Metal-organic frameworks are materials with metal ions bridged by organic molecules that can form internal porous structures (like sponges) with very small holes, cavities and channels within them. These are about a nanometre or so across, just about the right sized hole for storing other molecules. A hydrogen molecule, which is 2 hydrogen atoms joined together, is really rather small so you have to make a material with very small holes to catch the hydrogen. Our metal-organic frameworks have holes which are about the right size for trapping hydrogen gas.
How do you use Diamond Light Source?
If you are to understand why the material has the properties it has, you need to understand the internal structure and what these pores are actually like within the material. There aren’t many techniques which will tell you this and the one which is particularly critical is single crystal X-ray diffraction. A small crystal is prepared and you fire X-rays at it. The structure diffracts the X-rays and the structure of the material can then be worked out. This will tell you exactly where the atoms are and, in our case, exactly what the interior of the pore looks like, what the dimensions are and what the shape is. The advantage of the Diamond Light Source is that it has particularly high power X-rays, a much more intense X-ray beam, and this means that we can look at much smaller crystals. In the case of our materials, it is very common to get small crystals, and it is often not possible to make bigger crystals. As a result we can only get this structure by using the beam line at Diamond.
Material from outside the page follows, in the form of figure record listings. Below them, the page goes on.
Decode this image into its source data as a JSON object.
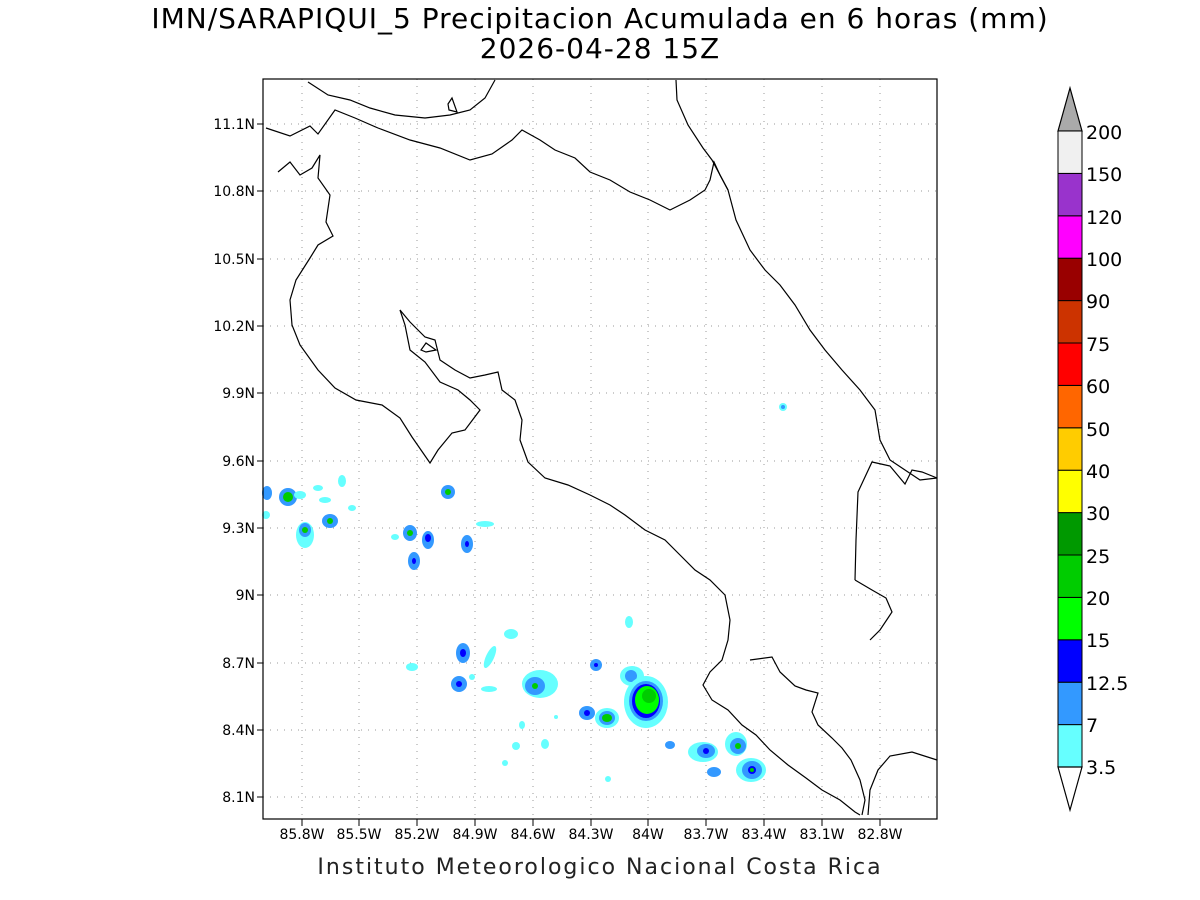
{
  "title": {
    "line1": "IMN/SARAPIQUI_5 Precipitacion Acumulada en 6 horas (mm)",
    "line2": "2026-04-28 15Z"
  },
  "footer": "Instituto Meteorologico Nacional Costa Rica",
  "axes": {
    "lat_labels": [
      "11.1N",
      "10.8N",
      "10.5N",
      "10.2N",
      "9.9N",
      "9.6N",
      "9.3N",
      "9N",
      "8.7N",
      "8.4N",
      "8.1N"
    ],
    "lon_labels": [
      "85.8W",
      "85.5W",
      "85.2W",
      "84.9W",
      "84.6W",
      "84.3W",
      "84W",
      "83.7W",
      "83.4W",
      "83.1W",
      "82.8W"
    ],
    "grid": true
  },
  "colorbar": {
    "labels": [
      "3.5",
      "7",
      "12.5",
      "15",
      "20",
      "25",
      "30",
      "40",
      "50",
      "60",
      "75",
      "90",
      "100",
      "120",
      "150",
      "200"
    ],
    "colors": [
      "#66ffff",
      "#3399ff",
      "#0000ff",
      "#00ff00",
      "#00cc00",
      "#009900",
      "#ffff00",
      "#ffcc00",
      "#ff6600",
      "#ff0000",
      "#cc3300",
      "#990000",
      "#ff00ff",
      "#9933cc",
      "#f0f0f0"
    ],
    "over_color": "#aaaaaa",
    "under_color": "#ffffff"
  }
}
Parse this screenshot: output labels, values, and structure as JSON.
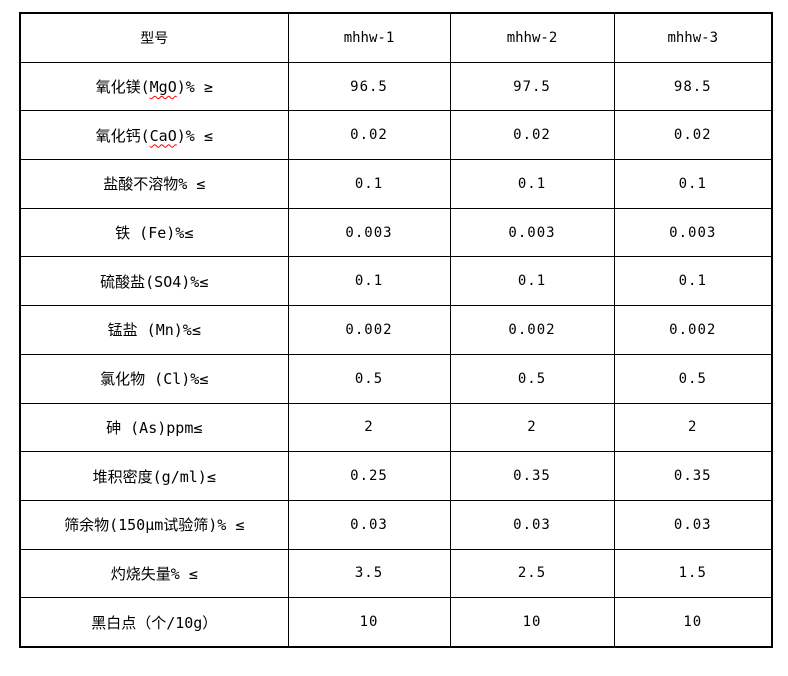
{
  "page": {
    "background": "#ffffff",
    "border_color": "#000000",
    "text_color": "#000000",
    "squiggle_color": "#ff0000"
  },
  "table": {
    "columns": [
      "型号",
      "mhhw-1",
      "mhhw-2",
      "mhhw-3"
    ],
    "rows": [
      {
        "label_pre": "氧化镁(",
        "label_mark": "MgO",
        "label_post": ")% ≥",
        "values": [
          "96.5",
          "97.5",
          "98.5"
        ]
      },
      {
        "label_pre": "氧化钙(",
        "label_mark": "CaO",
        "label_post": ")% ≤",
        "values": [
          "0.02",
          "0.02",
          "0.02"
        ]
      },
      {
        "label_pre": "盐酸不溶物% ≤",
        "label_mark": "",
        "label_post": "",
        "values": [
          "0.1",
          "0.1",
          "0.1"
        ]
      },
      {
        "label_pre": "铁 (Fe)%≤",
        "label_mark": "",
        "label_post": "",
        "values": [
          "0.003",
          "0.003",
          "0.003"
        ]
      },
      {
        "label_pre": "硫酸盐(SO4)%≤",
        "label_mark": "",
        "label_post": "",
        "values": [
          "0.1",
          "0.1",
          "0.1"
        ]
      },
      {
        "label_pre": "锰盐 (Mn)%≤",
        "label_mark": "",
        "label_post": "",
        "values": [
          "0.002",
          "0.002",
          "0.002"
        ]
      },
      {
        "label_pre": "氯化物 (Cl)%≤",
        "label_mark": "",
        "label_post": "",
        "values": [
          "0.5",
          "0.5",
          "0.5"
        ]
      },
      {
        "label_pre": "砷 (As)ppm≤",
        "label_mark": "",
        "label_post": "",
        "values": [
          "2",
          "2",
          "2"
        ]
      },
      {
        "label_pre": "堆积密度(g/ml)≤",
        "label_mark": "",
        "label_post": "",
        "values": [
          "0.25",
          "0.35",
          "0.35"
        ]
      },
      {
        "label_pre": "筛余物(150μm试验筛)% ≤",
        "label_mark": "",
        "label_post": "",
        "values": [
          "0.03",
          "0.03",
          "0.03"
        ]
      },
      {
        "label_pre": "灼烧失量% ≤",
        "label_mark": "",
        "label_post": "",
        "values": [
          "3.5",
          "2.5",
          "1.5"
        ]
      },
      {
        "label_pre": "黑白点（个/10g）",
        "label_mark": "",
        "label_post": "",
        "values": [
          "10",
          "10",
          "10"
        ]
      }
    ]
  },
  "chart_data": {
    "type": "table",
    "title": "",
    "columns": [
      "型号",
      "mhhw-1",
      "mhhw-2",
      "mhhw-3"
    ],
    "rows": [
      [
        "氧化镁(MgO)% ≥",
        "96.5",
        "97.5",
        "98.5"
      ],
      [
        "氧化钙(CaO)% ≤",
        "0.02",
        "0.02",
        "0.02"
      ],
      [
        "盐酸不溶物% ≤",
        "0.1",
        "0.1",
        "0.1"
      ],
      [
        "铁 (Fe)%≤",
        "0.003",
        "0.003",
        "0.003"
      ],
      [
        "硫酸盐(SO4)%≤",
        "0.1",
        "0.1",
        "0.1"
      ],
      [
        "锰盐 (Mn)%≤",
        "0.002",
        "0.002",
        "0.002"
      ],
      [
        "氯化物 (Cl)%≤",
        "0.5",
        "0.5",
        "0.5"
      ],
      [
        "砷 (As)ppm≤",
        "2",
        "2",
        "2"
      ],
      [
        "堆积密度(g/ml)≤",
        "0.25",
        "0.35",
        "0.35"
      ],
      [
        "筛余物(150μm试验筛)% ≤",
        "0.03",
        "0.03",
        "0.03"
      ],
      [
        "灼烧失量% ≤",
        "3.5",
        "2.5",
        "1.5"
      ],
      [
        "黑白点（个/10g）",
        "10",
        "10",
        "10"
      ]
    ]
  }
}
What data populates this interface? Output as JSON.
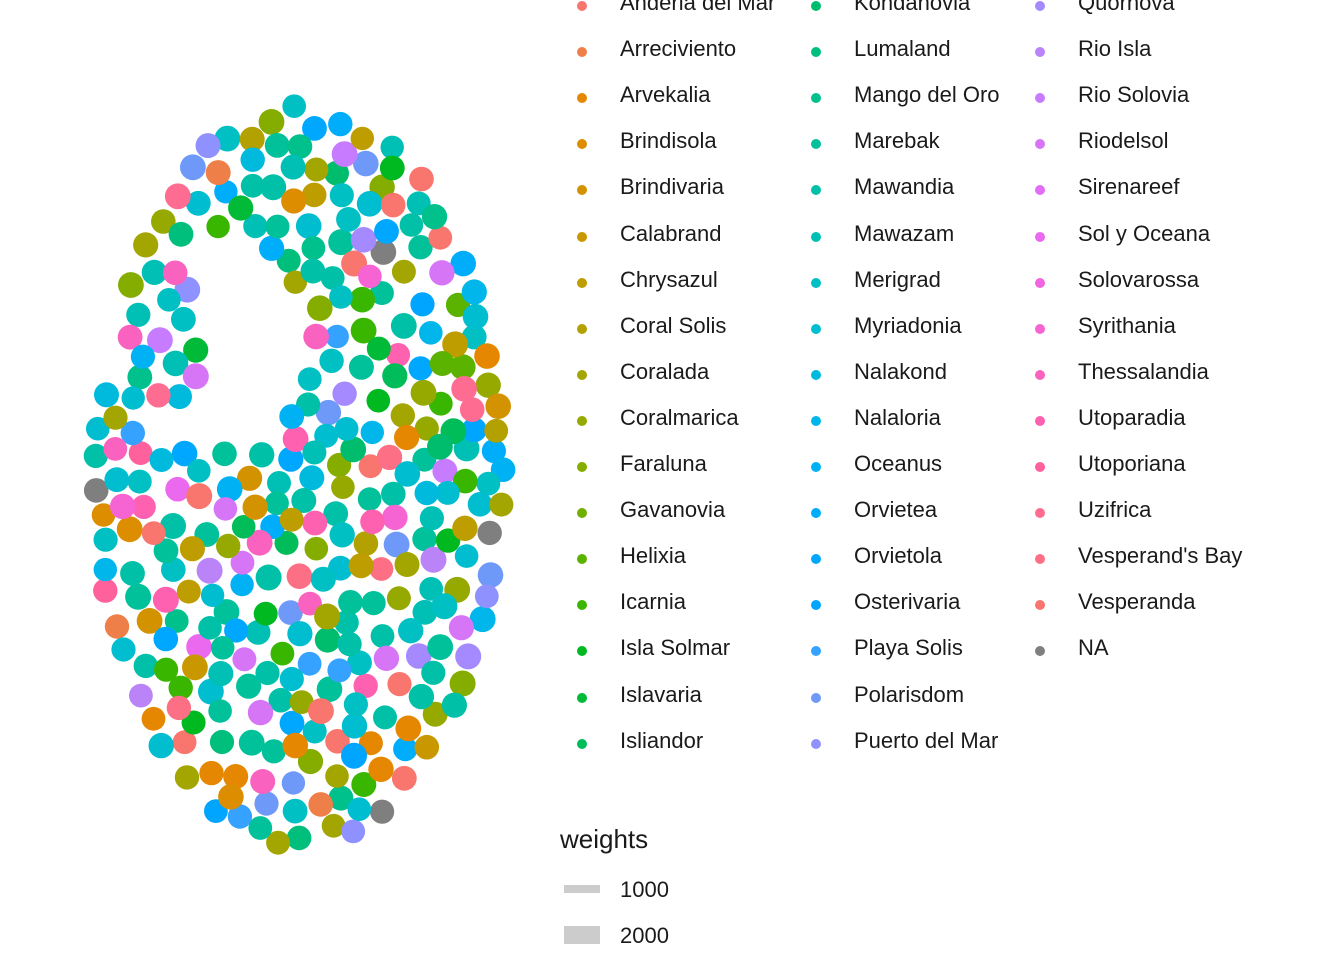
{
  "chart_data": {
    "type": "scatter",
    "title": "",
    "xlabel": "",
    "ylabel": "",
    "grid": false,
    "legend_position": "right",
    "legend": {
      "color_entries": [
        {
          "name": "Anderia del Mar",
          "color": "#F8766D"
        },
        {
          "name": "Arreciviento",
          "color": "#EF7F48"
        },
        {
          "name": "Arvekalia",
          "color": "#E58700"
        },
        {
          "name": "Brindisola",
          "color": "#DC8E00"
        },
        {
          "name": "Brindivaria",
          "color": "#D39200"
        },
        {
          "name": "Calabrand",
          "color": "#C99800"
        },
        {
          "name": "Chrysazul",
          "color": "#BD9D00"
        },
        {
          "name": "Coral Solis",
          "color": "#B2A100"
        },
        {
          "name": "Coralada",
          "color": "#A3A500"
        },
        {
          "name": "Coralmarica",
          "color": "#95A900"
        },
        {
          "name": "Faraluna",
          "color": "#85AD00"
        },
        {
          "name": "Gavanovia",
          "color": "#72B000"
        },
        {
          "name": "Helixia",
          "color": "#5BB300"
        },
        {
          "name": "Icarnia",
          "color": "#39B600"
        },
        {
          "name": "Isla Solmar",
          "color": "#00B81F"
        },
        {
          "name": "Islavaria",
          "color": "#00BA38"
        },
        {
          "name": "Isliandor",
          "color": "#00BC59"
        },
        {
          "name": "Kondanovia",
          "color": "#00BD6E"
        },
        {
          "name": "Lumaland",
          "color": "#00BF7D"
        },
        {
          "name": "Mango del Oro",
          "color": "#00C08B"
        },
        {
          "name": "Marebak",
          "color": "#00C19A"
        },
        {
          "name": "Mawandia",
          "color": "#00C1A7"
        },
        {
          "name": "Mawazam",
          "color": "#00C0B5"
        },
        {
          "name": "Merigrad",
          "color": "#00C0C3"
        },
        {
          "name": "Myriadonia",
          "color": "#00BDCF"
        },
        {
          "name": "Nalakond",
          "color": "#00BADE"
        },
        {
          "name": "Nalaloria",
          "color": "#00B6EB"
        },
        {
          "name": "Oceanus",
          "color": "#00B2F3"
        },
        {
          "name": "Orvietea",
          "color": "#00ADFA"
        },
        {
          "name": "Orvietola",
          "color": "#00A7FF"
        },
        {
          "name": "Osterivaria",
          "color": "#00A5FF"
        },
        {
          "name": "Playa Solis",
          "color": "#35A2FF"
        },
        {
          "name": "Polarisdom",
          "color": "#6E99F8"
        },
        {
          "name": "Puerto del Mar",
          "color": "#8F91FF"
        },
        {
          "name": "Quornova",
          "color": "#A58AFF"
        },
        {
          "name": "Rio Isla",
          "color": "#BA83F8"
        },
        {
          "name": "Rio Solovia",
          "color": "#C77CFF"
        },
        {
          "name": "Riodelsol",
          "color": "#D775F7"
        },
        {
          "name": "Sirenareef",
          "color": "#E26EF7"
        },
        {
          "name": "Sol y Oceana",
          "color": "#EB69EF"
        },
        {
          "name": "Solovarossa",
          "color": "#F066E0"
        },
        {
          "name": "Syrithania",
          "color": "#F663D3"
        },
        {
          "name": "Thessalandia",
          "color": "#FA62C0"
        },
        {
          "name": "Utoparadia",
          "color": "#FD61AF"
        },
        {
          "name": "Utoporiana",
          "color": "#FF619D"
        },
        {
          "name": "Uzifrica",
          "color": "#FF6C91"
        },
        {
          "name": "Vesperand's Bay",
          "color": "#FD6F85"
        },
        {
          "name": "Vesperanda",
          "color": "#F8766D"
        },
        {
          "name": "NA",
          "color": "#7F7F7F"
        }
      ],
      "size_title": "weights",
      "size_entries": [
        {
          "label": "1000",
          "value": 1000
        },
        {
          "label": "2000",
          "value": 2000
        }
      ]
    },
    "points_note_count": 560
  }
}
How are you looking to improve the efficiency of a metal organic framework to store hydrogen?
People thought a few years ago that making larger and larger pores was the way to go, but that turned out to be slightly misleading. This is because if the hydrogen molecules are too far away from the pore walls and are sitting in the middle of the pores, they just act like hydrogen gas. So what people are working towards now are cleverer shapes of pores and what they call ‘decorating’ the pores, that is, putting chemical groups on the inside that will actually hold on to the hydrogen more firmly.